De ziekte ontstaat door een bacil, die zich voornamelijk in het speeksel bevindt en waardoor de hondsdolheid op andere dieren of op den mens kan worden overgebracht. Wanneer een hond door de ziekte is aangetast, b.v. door een beet van een anderen hond, dan duurt het nog een tijdje, voor de dolheid zich bij hem openbaart, soms twee weken, soms zelfs enige maanden; dit hangt af van de hoeveelheid smetstof, die hij in het lichaam heeft gekregen en van de plaats, waar hij gebeten is. Als de dolheid uitbreekt, wordt de hond eerst onrustig, heeft neiging om weg te lopen en kauwt en knabbelt op allerlei vreemde voorwerpen als steentjes, touw, stro enz. Zijn gewone voedsel laat hij staan. Na een paar dagen wordt de hond dan bij vlagen heel opgewonden, laat een hees, langgerekt blaffen horen en bijt links en rechts om zich heen. Deze toestand, die 3 à 4 dagen duurt, is natuurlijk ’t gevaarlijkste voor het overbrengen van de ziekte. Daarna volgt langzamerhand verlamming, zodat het dier vrij spoedig sterft.

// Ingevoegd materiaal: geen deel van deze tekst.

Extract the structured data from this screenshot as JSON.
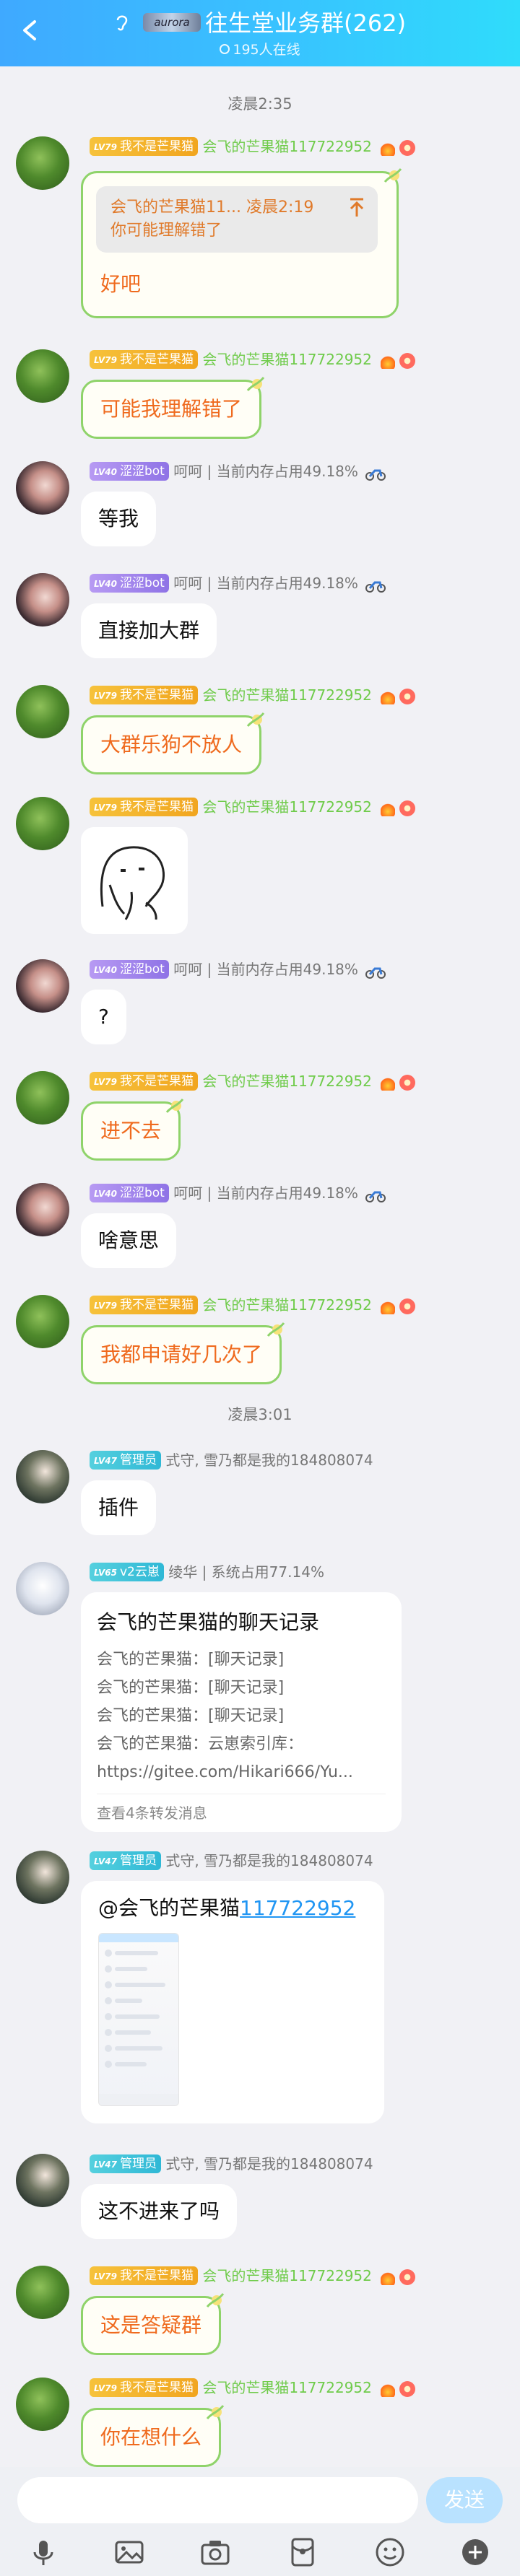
{
  "header": {
    "title": "往生堂业务群(262)",
    "logo_text": "aurora",
    "online": "195人在线"
  },
  "time_separators": [
    "凌晨2:35",
    "凌晨3:01"
  ],
  "users": {
    "mango": {
      "level": "LV79",
      "title": "我不是芒果猫",
      "nick": "会飞的芒果猫117722952"
    },
    "bot": {
      "level": "LV40",
      "title": "涩涩bot",
      "nick": "呵呵 | 当前内存占用49.18%"
    },
    "admin": {
      "level": "LV47",
      "title": "管理员",
      "nick": "式守, 雪乃都是我的184808074"
    },
    "yun": {
      "level": "LV65",
      "title": "v2云崽",
      "nick": "绫华 | 系统占用77.14%"
    }
  },
  "messages": {
    "m1": {
      "quote_head": "会飞的芒果猫11...  凌晨2:19",
      "quote_body": "你可能理解错了",
      "text": "好吧"
    },
    "m2": {
      "text": "可能我理解错了"
    },
    "m3": {
      "text": "等我"
    },
    "m4": {
      "text": "直接加大群"
    },
    "m5": {
      "text": "大群乐狗不放人"
    },
    "m7": {
      "text": "?"
    },
    "m8": {
      "text": "进不去"
    },
    "m9": {
      "text": "啥意思"
    },
    "m10": {
      "text": "我都申请好几次了"
    },
    "m11": {
      "text": "插件"
    },
    "m12": {
      "title": "会飞的芒果猫的聊天记录",
      "lines": [
        "会飞的芒果猫：[聊天记录]",
        "会飞的芒果猫：[聊天记录]",
        "会飞的芒果猫：[聊天记录]",
        "会飞的芒果猫：云崽索引库：",
        "https://gitee.com/Hikari666/Yu..."
      ],
      "footer": "查看4条转发消息"
    },
    "m13": {
      "mention": "@会飞的芒果猫",
      "mention_id": "117722952"
    },
    "m14": {
      "text": "这不进来了吗"
    },
    "m15": {
      "text": "这是答疑群"
    },
    "m16": {
      "text": "你在想什么"
    }
  },
  "input": {
    "placeholder": "",
    "send_label": "发送"
  },
  "toolbar": [
    "microphone-icon",
    "image-icon",
    "camera-icon",
    "red-packet-icon",
    "emoji-icon",
    "plus-icon"
  ],
  "colors": {
    "header_start": "#3fa9ff",
    "header_end": "#2fdcfb",
    "green_border": "#8fd36a",
    "orange_text": "#ef6a1e",
    "link": "#2196f3",
    "send_btn": "#b9e2ff"
  }
}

Reeds de oude Grieken kenden de hondsdolheid en trachtten door uitbranden van de wond de ziekte te genezen. Ook in onzen tijd tracht men nog weleens de verspreiding van de smetstof door het lichaam tegen te gaan door het gebeten lichaamsdeel boven de wond heel stijf af te binden. Maar dan moet men er al heel vlug bij zijn. Meestal heeft de smetstof zich al door het lichaam verspreid en dan helpt alleen inenten.
Je hebt natuurlijk allemaal weleens gehoord van het prachtige werk van het Instituut Pasteur te Parijs, waar mensen tegen hondsdolheid worden ingeënt. De grote geleerde Louis Pasteur — zie ook: Pasteur — ontdekte na talloze proefnemingen een serum tegen hondsdolheid. Na Parijs werden in tal van andere landen o.a. te Batavia Pasteur-instituten opgericht en die hebben bereikt, dat de sterfte aan hondsdolheid van 40% tot 1,3% der gebetenen is teruggebracht.
Van de 100.000 ingeënten sterven gemiddeld slechts 500 aan de ziekte.
Een reisje naar Parijs, om zich direct na een beet van een dollen hond te doen inenten, heeft dus tot vrij zeker gevolg, dat men de ziekte niet krijgt. Wanneer men alleen maar vermoedt, dat de hond, waardoor men gebeten is, dol was, kan men tegenwoordig zekerheid verkrijgen door den verdachten hond te laten afmaken en het centraal zenuwstelsel te doen onderzoeken. De microscopische veranderingen, die hierin bij hondsdolheid plaats vinden, wijzen met stelligheid uit, of de hond werkelijk dol was en in dit geval moet de mens, die gebeten is, onmiddellijk naar een Pasteurinstituut om te worden behandeld. Doen zich eenmaal verschijnselen van hondsdolheid voor, dan is iedere behandeling nutteloos en moet de mens eraan sterven.
In de meeste landen, ook in Nederland, zijn strenge wetten ingevoerd om de hondsdolheid tegen te gaan; zodra een hond of kat tekenen van dolheid vertoont, is de eigenaar verplicht, het dier op te sluiten of te laten afmaken en aangifte te doen bij de politie, die dan, ingeval het dier nog leeft, onderzoek doet. Zeer strenge maatregelen moeten worden genomen, zodra een geval van hondsdolheid is geconstateerd, ’t Gelukkig gevolg is dan ook, dat hondsdolheid in ons land slechts hoogst zelden meer voorkomt.